Beyond the standard organizational hierarchy, pay attention also to the informal organizational networks described in this article that appeared in the Harvard Business Review, describing the various agents who can make or break your project, notably endorsers, fencesitters, resisters, and influencers.

“We use both formal and informal hierarchies,” Larson said. “I know it may sound Machiavellian, but we are trying to get the organization going in the right direction, to do the right thing. We focus on the fencesitters, and these are the people you want to win over, because once they tip, then the whole organization tips. We enlist the influencers to help, by strategically getting them on board early to help.”

No. 5: Make the case. You prepare to launch your project by making your case. “Have respectful and sincere dialogue with technologists as to why getting a clinical history is important,” Larson suggested, by explaining that they set the radiologists up for success, making them true partners in the care provided.

“If you are sincere, then that is what people need to hear,” Larson said. “Do it in person, go out and talk with them, connect with the heart, and express appreciation. Listen to feedback and change your strategy based on that.”

No. 6: Clarify expectations. The implementers must know exactly what is expected of them.  The team at Cincy explained the “what, where, and when” needed for each exam, making liberal use of examples that showed what the clinician provided, and what was needed from technologist to augment the history.
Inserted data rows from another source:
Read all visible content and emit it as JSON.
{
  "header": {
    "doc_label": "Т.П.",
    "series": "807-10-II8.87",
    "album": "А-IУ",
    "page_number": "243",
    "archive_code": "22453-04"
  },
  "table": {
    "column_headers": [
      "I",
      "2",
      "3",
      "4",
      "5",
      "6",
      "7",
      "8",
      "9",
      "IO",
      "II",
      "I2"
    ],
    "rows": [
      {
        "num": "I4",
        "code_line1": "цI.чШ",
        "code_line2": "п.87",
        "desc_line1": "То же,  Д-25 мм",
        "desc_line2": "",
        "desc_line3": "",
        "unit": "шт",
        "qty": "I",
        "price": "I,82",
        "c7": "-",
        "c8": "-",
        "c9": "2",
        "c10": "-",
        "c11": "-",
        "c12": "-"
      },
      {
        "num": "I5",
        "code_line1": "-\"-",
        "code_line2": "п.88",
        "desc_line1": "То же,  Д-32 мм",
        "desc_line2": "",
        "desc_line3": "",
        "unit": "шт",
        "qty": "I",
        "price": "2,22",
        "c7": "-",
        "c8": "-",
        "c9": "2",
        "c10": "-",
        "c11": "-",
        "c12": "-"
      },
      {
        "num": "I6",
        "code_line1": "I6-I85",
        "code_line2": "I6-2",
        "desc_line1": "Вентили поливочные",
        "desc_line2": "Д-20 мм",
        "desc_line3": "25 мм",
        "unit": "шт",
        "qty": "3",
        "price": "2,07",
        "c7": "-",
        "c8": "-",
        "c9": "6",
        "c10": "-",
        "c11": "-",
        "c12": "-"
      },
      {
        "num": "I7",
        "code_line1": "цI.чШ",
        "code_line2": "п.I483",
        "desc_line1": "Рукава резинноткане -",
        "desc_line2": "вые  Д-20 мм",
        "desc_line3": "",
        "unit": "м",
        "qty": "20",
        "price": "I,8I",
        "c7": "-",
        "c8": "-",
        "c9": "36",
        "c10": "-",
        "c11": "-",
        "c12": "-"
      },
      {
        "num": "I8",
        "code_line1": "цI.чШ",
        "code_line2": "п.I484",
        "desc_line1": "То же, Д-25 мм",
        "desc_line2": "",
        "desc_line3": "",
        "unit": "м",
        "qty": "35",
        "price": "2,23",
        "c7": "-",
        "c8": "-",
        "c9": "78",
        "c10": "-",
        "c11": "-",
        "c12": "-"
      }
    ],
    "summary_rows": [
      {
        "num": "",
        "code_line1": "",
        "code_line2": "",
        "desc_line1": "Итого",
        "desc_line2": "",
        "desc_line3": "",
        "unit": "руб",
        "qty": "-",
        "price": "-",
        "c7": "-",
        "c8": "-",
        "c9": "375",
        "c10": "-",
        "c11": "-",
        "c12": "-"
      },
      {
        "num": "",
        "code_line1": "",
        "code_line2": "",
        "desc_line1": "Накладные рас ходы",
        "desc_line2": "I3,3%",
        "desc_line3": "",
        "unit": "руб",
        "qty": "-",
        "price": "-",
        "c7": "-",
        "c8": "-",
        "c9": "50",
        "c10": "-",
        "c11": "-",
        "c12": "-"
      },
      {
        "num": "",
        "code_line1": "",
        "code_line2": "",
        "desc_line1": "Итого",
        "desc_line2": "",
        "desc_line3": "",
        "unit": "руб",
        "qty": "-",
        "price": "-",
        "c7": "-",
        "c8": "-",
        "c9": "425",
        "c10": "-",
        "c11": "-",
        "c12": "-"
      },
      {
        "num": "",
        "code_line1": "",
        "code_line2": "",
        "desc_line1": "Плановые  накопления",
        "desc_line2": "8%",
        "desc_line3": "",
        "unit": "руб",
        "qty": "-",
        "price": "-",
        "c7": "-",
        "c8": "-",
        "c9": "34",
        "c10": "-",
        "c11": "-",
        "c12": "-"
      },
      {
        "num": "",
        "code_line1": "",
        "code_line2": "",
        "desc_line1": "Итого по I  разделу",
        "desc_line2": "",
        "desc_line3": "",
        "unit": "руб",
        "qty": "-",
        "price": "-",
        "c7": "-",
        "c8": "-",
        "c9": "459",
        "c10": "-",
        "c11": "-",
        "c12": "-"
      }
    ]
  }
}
This was a time of support, answering questions, using encouragement and patience, and thanking people for their effort. Once the needle started to move toward adoption, the project was officially launched.

No. 7: General feedback. General feedback was provided by sharing performance data at each site, providing and some tricks and tips. This is training, as differentiated from individual coaching. “They are all making the same mistakes at first and then by the end they are all making different mistakes,” Larson said. “Then you have to provide individualized feedback.”

No. 8: Provide specific feedback. At Cincy, cooperation took a turn for the worst after implementation. “We had a revolt,” Larson noted. “People said, ‘We aren’t going to do this.’” The Cincy team moved into coaching mode by providing individualized feedback to each technologist, and Larson cautioned: “This is going to hurt. Tell them why and what you are doing. You have to prepare people.”

No. 9: Make it the new norm. It is important to continue to monitor the project and institute accountability to maintain your results. At Cincy, individual performance data was used in performance reviews at the request of the technologists, who successfully raised the percentage of orders with an adequate clinical history from 38% to 92% a year later.

“It’s above 99% now,” Larson added. “It has become a part of the culture.”